What is the difference between Subsidiary and Associate?
Subsidiary vs Associate |
|
Parent is a majority shareholder in Subsidiary (control). | Parent is a minority shareholder in Associate (significant influence). |
Percentage of Ownership | |
Parent need to purchase a share that exceeds 50% in the Subsidiary. | If the parent owns a share between 20%-50%, an Associate can be accounted for. |
Accounting Standards | |
IAS 27 specifies criteria regarding accounting for Subsidiary. | Associates are regulated by IAS 28. |
Summary – Subsidiary vs Associate
Subsidiary and Associate give an opportunity for businesses to pursue swift growth strategies and enter into otherwise restricted markets.
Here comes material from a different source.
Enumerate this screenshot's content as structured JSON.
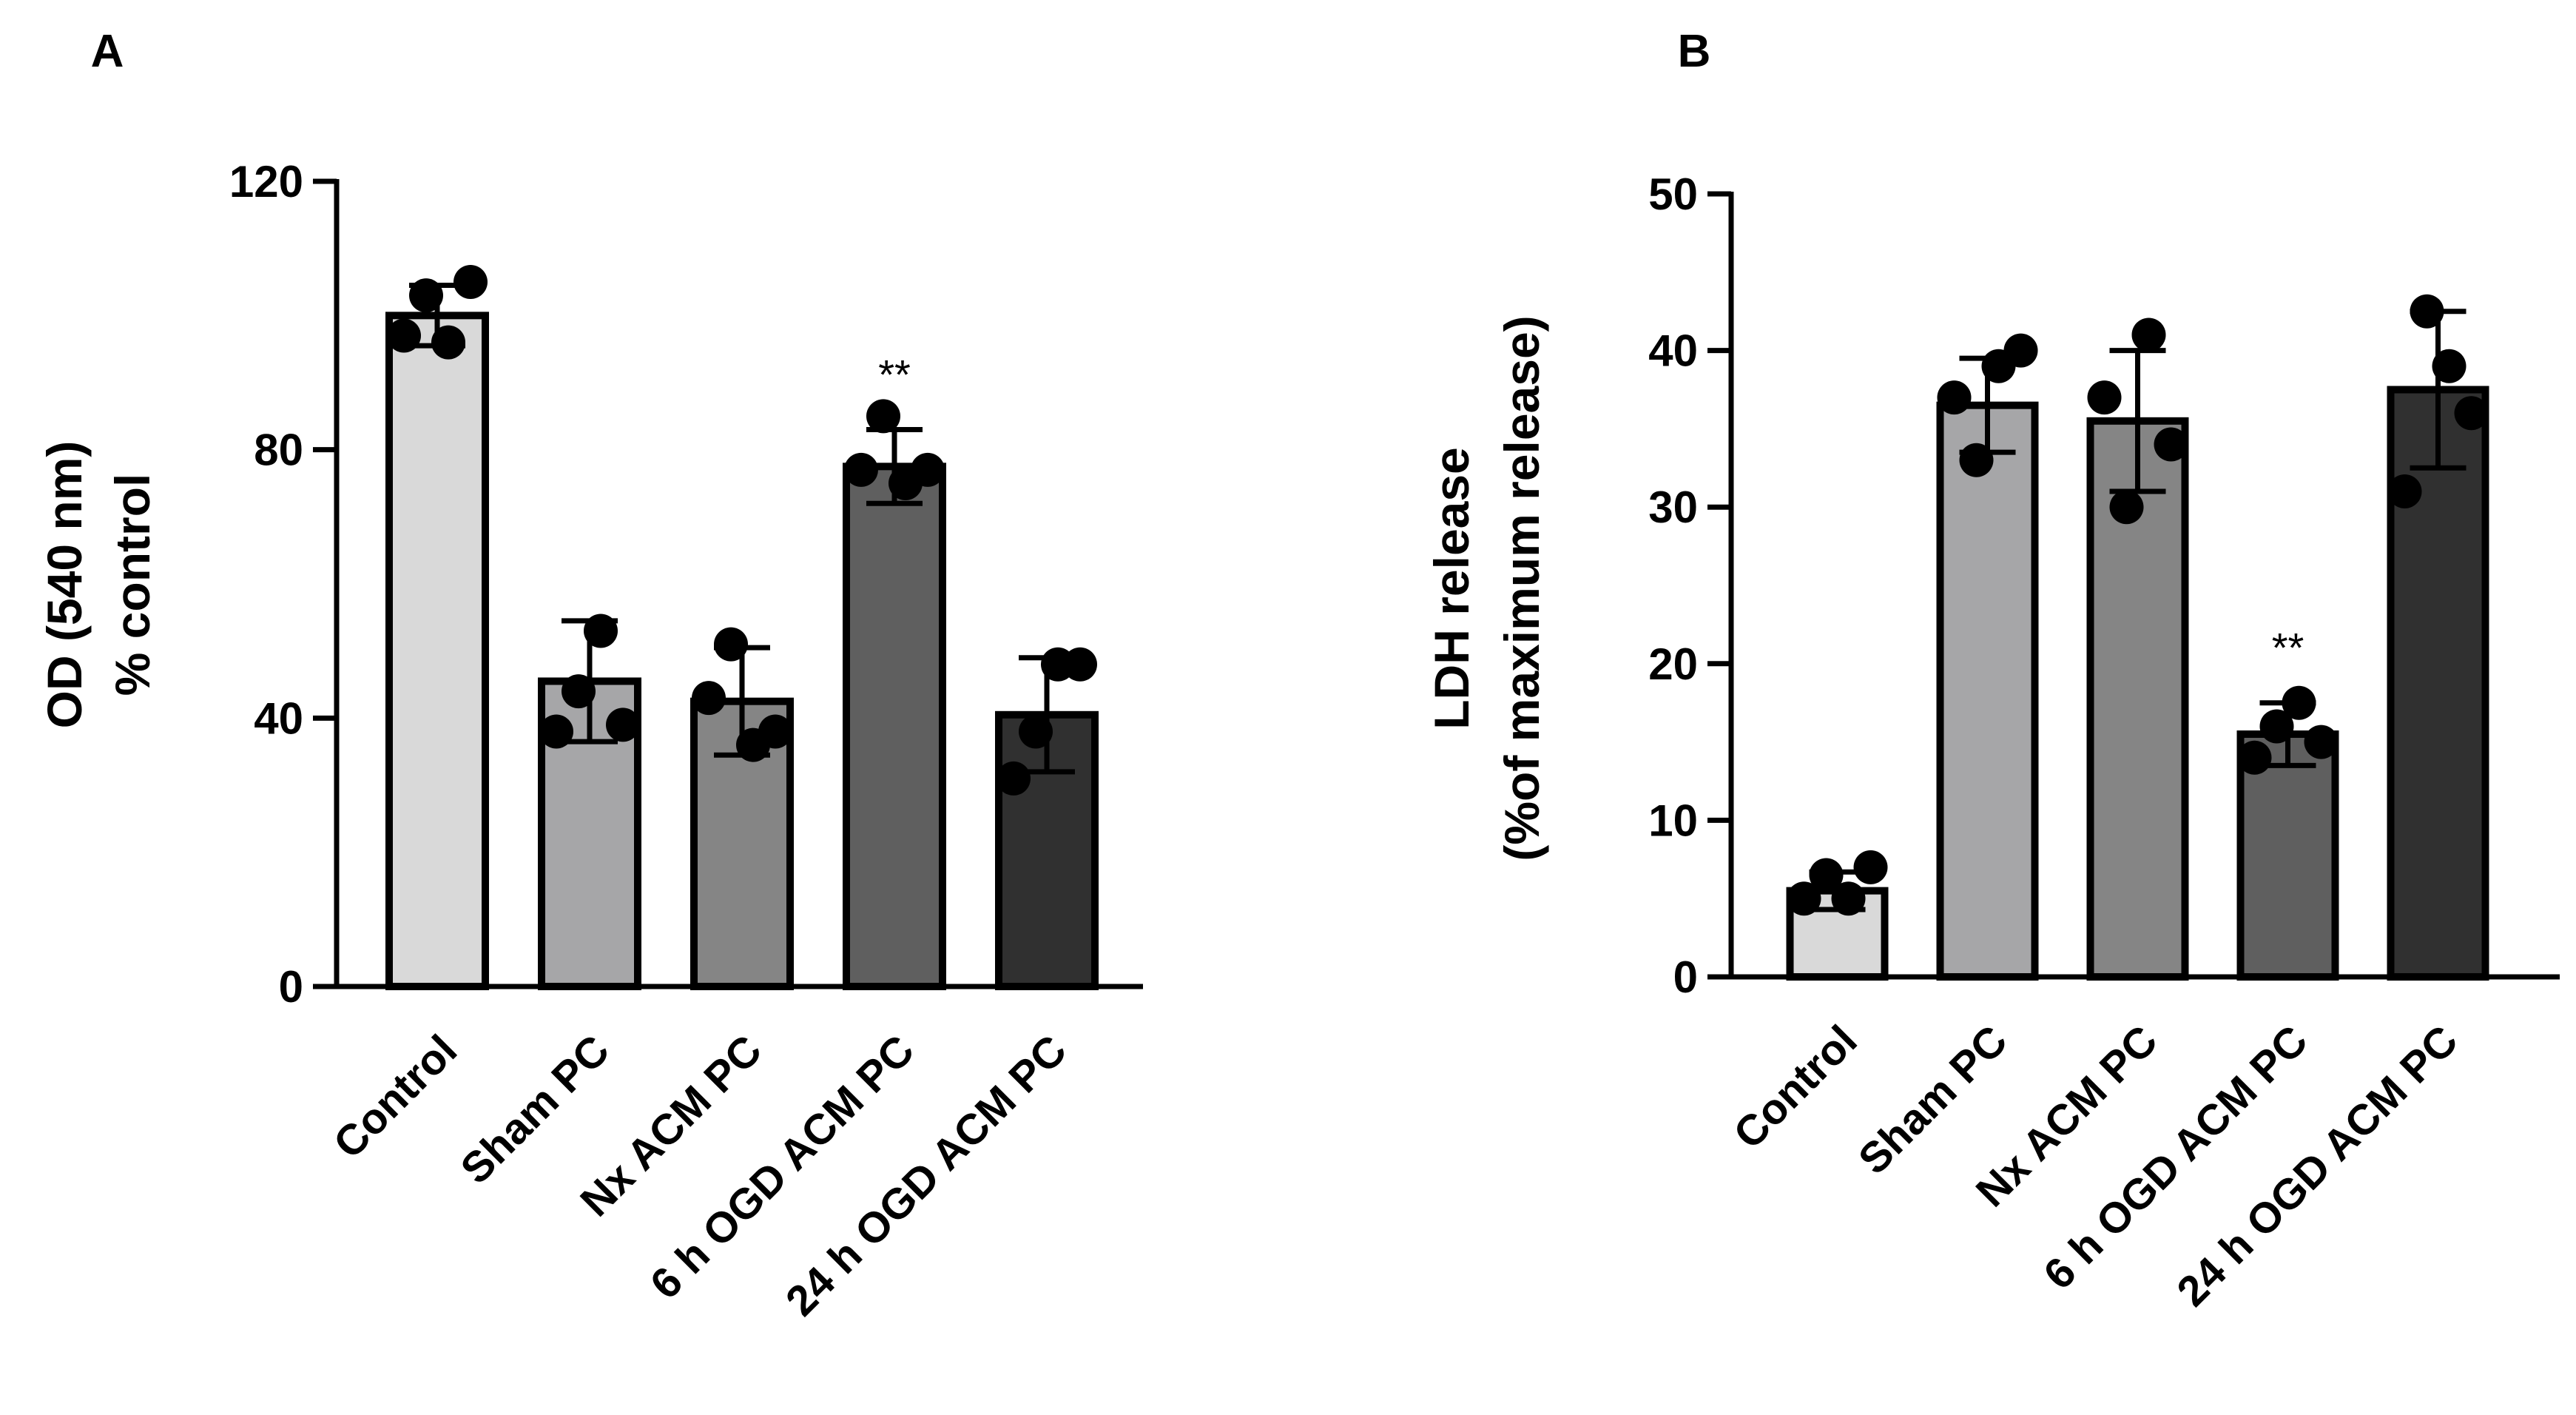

The main difference between Subsidiary and Associate is subjected to the percentage of ownership and the degree of control or influence exerted by the parent company. Investments in Subsidiary and Associate are practiced by many established companies for their proven positive results and the value created.
Reference:
1. Phung, Albert. “What are the differences between affiliate, associate and subsidiary companies?” Investopedia. N.p., 13 May 2016. Web. 28 Feb. 2017.
2. Buehler, Nathan. “Top 4 Companies Owned By Nestle.” Investopedia. N.p., 22 Dec. 2015. Web. 28 Feb. 2017.
3. “IAS Plus.” IAS 27 – Consolidated and Separate Financial Statements (2008). N.p., 20 July 2012. Web. 28 Feb. 2017.
4. “IAS Plus.” IAS 28 – Investments in Associates and Joint Ventures (2011). N.p., 23 July 2012. Web. 28 Feb. 2017.